At the cost of a separate peace with evil, Zofya is trying to save his loved ones and is losing them one by one. Zofya’s mother dies without support, and upon arrival in Auschwitz, fate in the form of a drunken SS man suggests that she decide which of the children to leave and who to lose in the gas chamber. If she refuses to make a choice, both will be sent to the oven, and after painful hesitation, she leaves her son Jan. And in the camp Zofya makes a desperate effort to adapt. Having become temporarily secretary-typist of the all-powerful commandant Höss, she will try to rescue Jan. The dad’s treatise that she saved was also useful. She will declare herself a staunch anti-Semitic and champion of the ideas of National Socialism. She is ready to become Hess's mistress, but all her efforts go to dust. The chief jailer, who had begun to show interest in her, was transferred to Berlin, and her back to the general hut, and attempts to alleviate her son’s fate would be futile. She is no longer destined to see Jan.

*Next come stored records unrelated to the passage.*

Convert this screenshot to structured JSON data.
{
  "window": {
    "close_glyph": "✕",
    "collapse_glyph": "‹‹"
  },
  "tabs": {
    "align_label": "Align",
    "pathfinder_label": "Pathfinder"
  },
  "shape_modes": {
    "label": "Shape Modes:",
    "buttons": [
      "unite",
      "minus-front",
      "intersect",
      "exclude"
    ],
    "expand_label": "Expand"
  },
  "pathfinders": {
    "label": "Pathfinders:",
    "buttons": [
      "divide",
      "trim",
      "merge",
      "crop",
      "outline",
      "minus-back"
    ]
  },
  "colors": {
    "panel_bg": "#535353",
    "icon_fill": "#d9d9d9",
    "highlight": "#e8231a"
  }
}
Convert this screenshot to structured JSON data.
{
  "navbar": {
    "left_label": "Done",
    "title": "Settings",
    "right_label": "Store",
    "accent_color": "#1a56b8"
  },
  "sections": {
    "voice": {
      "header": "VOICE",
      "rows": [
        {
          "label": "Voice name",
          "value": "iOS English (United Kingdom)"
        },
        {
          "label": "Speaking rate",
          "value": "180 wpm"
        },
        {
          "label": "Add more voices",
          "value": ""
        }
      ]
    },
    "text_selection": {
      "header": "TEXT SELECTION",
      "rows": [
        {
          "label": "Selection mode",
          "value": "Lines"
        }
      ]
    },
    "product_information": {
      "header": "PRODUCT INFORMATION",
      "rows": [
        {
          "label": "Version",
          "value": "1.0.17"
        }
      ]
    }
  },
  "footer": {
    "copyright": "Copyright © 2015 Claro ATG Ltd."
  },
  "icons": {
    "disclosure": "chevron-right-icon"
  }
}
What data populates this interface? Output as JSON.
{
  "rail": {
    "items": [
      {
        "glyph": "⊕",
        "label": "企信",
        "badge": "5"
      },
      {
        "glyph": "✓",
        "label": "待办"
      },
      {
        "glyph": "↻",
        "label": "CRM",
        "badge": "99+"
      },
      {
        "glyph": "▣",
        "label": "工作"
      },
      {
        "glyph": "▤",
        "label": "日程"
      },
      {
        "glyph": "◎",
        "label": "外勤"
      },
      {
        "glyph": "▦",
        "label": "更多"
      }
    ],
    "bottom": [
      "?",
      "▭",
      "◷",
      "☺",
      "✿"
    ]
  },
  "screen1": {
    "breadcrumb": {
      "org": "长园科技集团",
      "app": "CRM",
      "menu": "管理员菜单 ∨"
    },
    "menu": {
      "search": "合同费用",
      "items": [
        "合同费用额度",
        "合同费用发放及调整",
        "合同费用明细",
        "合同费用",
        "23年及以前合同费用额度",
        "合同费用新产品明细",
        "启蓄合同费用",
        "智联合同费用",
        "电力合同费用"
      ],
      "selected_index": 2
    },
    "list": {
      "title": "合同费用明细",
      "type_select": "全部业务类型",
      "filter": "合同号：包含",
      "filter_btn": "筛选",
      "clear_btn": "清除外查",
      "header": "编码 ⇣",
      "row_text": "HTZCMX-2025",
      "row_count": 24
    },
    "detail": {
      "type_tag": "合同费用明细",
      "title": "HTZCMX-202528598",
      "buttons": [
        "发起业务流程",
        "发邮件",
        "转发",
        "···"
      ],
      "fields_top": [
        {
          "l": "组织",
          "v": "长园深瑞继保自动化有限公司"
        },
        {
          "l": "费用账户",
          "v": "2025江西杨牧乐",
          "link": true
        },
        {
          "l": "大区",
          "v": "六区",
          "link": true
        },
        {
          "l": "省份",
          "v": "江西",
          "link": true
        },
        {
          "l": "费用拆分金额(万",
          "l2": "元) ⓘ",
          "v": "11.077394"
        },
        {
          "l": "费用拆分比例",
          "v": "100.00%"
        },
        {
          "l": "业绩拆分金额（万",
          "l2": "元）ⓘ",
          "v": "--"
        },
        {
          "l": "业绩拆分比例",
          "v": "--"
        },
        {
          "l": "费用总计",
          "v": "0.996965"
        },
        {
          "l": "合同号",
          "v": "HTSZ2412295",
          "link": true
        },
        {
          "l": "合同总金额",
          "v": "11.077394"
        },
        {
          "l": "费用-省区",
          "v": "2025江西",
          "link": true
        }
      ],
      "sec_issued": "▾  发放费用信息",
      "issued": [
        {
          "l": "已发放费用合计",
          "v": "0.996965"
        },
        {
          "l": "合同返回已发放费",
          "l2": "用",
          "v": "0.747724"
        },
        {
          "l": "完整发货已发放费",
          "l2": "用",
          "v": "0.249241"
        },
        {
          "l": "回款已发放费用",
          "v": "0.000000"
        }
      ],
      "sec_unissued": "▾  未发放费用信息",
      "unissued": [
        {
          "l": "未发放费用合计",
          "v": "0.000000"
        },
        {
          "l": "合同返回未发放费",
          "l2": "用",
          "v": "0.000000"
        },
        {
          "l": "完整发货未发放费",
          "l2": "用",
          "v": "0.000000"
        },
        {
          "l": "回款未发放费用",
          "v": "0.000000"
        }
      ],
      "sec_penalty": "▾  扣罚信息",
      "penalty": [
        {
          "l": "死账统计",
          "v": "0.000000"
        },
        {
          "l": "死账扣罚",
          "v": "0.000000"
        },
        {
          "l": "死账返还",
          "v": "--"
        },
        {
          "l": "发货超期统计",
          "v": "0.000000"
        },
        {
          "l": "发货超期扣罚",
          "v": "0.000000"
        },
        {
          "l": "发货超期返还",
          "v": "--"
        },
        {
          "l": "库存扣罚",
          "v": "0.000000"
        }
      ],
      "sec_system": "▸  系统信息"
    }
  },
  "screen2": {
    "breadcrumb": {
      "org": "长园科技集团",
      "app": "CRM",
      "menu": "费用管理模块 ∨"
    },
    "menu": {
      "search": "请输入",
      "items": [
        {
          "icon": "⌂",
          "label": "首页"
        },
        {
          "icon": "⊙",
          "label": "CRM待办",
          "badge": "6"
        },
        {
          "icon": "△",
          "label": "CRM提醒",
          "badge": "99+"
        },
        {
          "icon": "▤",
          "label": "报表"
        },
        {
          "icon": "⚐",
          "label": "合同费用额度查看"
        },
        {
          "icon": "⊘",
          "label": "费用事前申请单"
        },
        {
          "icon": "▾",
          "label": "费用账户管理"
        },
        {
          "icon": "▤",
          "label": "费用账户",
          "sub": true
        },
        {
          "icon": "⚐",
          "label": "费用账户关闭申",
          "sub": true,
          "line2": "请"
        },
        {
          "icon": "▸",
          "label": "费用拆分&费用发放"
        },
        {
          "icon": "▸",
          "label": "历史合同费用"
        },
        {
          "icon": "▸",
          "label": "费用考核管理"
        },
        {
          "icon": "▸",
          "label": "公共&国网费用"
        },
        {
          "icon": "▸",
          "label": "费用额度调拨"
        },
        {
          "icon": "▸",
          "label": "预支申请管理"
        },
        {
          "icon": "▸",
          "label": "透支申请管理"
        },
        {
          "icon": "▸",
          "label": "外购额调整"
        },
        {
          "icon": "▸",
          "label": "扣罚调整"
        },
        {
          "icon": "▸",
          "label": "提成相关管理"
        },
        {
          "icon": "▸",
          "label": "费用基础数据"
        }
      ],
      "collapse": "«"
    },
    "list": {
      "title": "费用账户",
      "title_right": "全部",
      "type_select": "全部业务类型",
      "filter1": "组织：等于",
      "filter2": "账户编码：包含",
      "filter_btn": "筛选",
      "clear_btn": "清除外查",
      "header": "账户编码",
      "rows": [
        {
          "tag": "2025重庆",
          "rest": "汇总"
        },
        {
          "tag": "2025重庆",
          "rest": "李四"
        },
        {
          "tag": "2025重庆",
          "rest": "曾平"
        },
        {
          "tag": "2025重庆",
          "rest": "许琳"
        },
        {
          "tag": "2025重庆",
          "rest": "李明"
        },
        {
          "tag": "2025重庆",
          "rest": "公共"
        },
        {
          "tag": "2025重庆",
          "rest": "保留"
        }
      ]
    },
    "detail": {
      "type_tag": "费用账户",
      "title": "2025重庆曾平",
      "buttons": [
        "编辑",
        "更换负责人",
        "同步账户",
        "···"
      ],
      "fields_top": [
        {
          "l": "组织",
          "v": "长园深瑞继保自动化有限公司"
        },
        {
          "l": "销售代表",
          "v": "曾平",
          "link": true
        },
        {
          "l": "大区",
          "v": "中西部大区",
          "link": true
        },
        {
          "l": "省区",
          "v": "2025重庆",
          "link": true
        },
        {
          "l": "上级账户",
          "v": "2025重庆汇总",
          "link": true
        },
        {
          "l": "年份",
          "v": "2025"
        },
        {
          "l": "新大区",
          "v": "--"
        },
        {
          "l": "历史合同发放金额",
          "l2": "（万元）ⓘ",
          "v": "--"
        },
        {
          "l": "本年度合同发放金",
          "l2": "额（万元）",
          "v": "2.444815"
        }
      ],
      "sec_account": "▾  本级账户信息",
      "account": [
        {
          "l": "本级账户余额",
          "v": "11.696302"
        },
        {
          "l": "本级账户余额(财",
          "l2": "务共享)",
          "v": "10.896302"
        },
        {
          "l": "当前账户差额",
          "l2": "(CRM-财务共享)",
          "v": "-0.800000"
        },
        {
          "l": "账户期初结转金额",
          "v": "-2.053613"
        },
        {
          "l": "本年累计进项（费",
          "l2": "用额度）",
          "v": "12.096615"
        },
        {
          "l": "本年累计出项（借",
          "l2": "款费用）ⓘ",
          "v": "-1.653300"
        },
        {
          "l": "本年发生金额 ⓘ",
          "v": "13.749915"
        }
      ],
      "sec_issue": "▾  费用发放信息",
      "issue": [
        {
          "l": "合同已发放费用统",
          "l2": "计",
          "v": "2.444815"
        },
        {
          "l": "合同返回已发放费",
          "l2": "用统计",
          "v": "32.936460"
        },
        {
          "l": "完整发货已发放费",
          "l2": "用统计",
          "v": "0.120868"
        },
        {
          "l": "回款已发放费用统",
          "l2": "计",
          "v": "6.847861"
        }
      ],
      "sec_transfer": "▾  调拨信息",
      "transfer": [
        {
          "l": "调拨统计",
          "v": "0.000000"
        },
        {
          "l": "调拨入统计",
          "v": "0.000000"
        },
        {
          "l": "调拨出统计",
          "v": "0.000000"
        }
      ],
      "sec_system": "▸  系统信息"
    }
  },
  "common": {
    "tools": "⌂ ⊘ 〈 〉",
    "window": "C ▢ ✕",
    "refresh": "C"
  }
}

Gradually, Stingo realizes what keeps her in the company of Nathan. At one time, he did not let her die in Brooklyn, he did - with the help of his brother doctor Aarry - everything so that she recovered from shocks and malnutrition and gained strength to continue living. Gratitude makes her bear the insane jealousy of Nathan, bouts of rage, during which he not only insults, but also beats her.
Soon, Stingo learns the sad truth. Larry tells him that his brother is by no means a talented biologist working on a project that, according to Nathan, will bring him the Nobel Prize. Nathan Landau was brilliantly gifted by nature, but a serious mental illness did not allow him to fulfill his potential. The family spared no effort and money for his treatment, but the efforts of psychiatrists did not bring the desired result. Nathan really works in a pharmaceutical company, but a modest librarian, and talking about science, about the upcoming discovery - all this is for looking away.
Nevertheless, in the next period of relative mental well-being, Nathan tells Stingo about his intention to marry Zofye, and that the three of them will go south to Stingo's “family farm”, where they will have a good rest.
Of course, plans remain plans. Nathan’s new fit, and Zofya hurries out of the house. However, Nathan calls her and Stingo on the phone and promises to shoot them both. As a sign of seriousness of his intentions, he shoots with a pistol, so far into space.
At the insistence of Stingo, Zofya leaves New York in his company. They go to the Stingo farm. It was during this journey that the hero manages to part with his virginity, which by no means adorned the Gothic artist. Stingo made several attempts to become a man, but in America, the ideas of free love were not popular in the late forties. Ultimately, the novice American writer got what the commandant of Auschwitz was denied due to circumstances. Sufferer and victim of total violence, Zofya at the same time acts as the embodiment of Erotica.
However, waking up after a ravishing night, Stingo realizes that he is in number one. Zofya could not stand the separation from Nathan and, having changed his mind, returned to New York. Stingo immediately goes after her, realizing that, most likely, he was already late for preventing the inevitable from happening. She decides the last dilemma that Zofier’s fate is to stay with Stingo or die with Nathan. She has already chosen life too many times - at the cost of the death of others. Now she does otherwise. Rejecting the possibility of a comfortable existence, Zofya remains faithful to the man who once saved her — now she has completely connected her fate with him. As characters in ancient tragedy, they take poison and die at the same time. Sting remains to live - and write.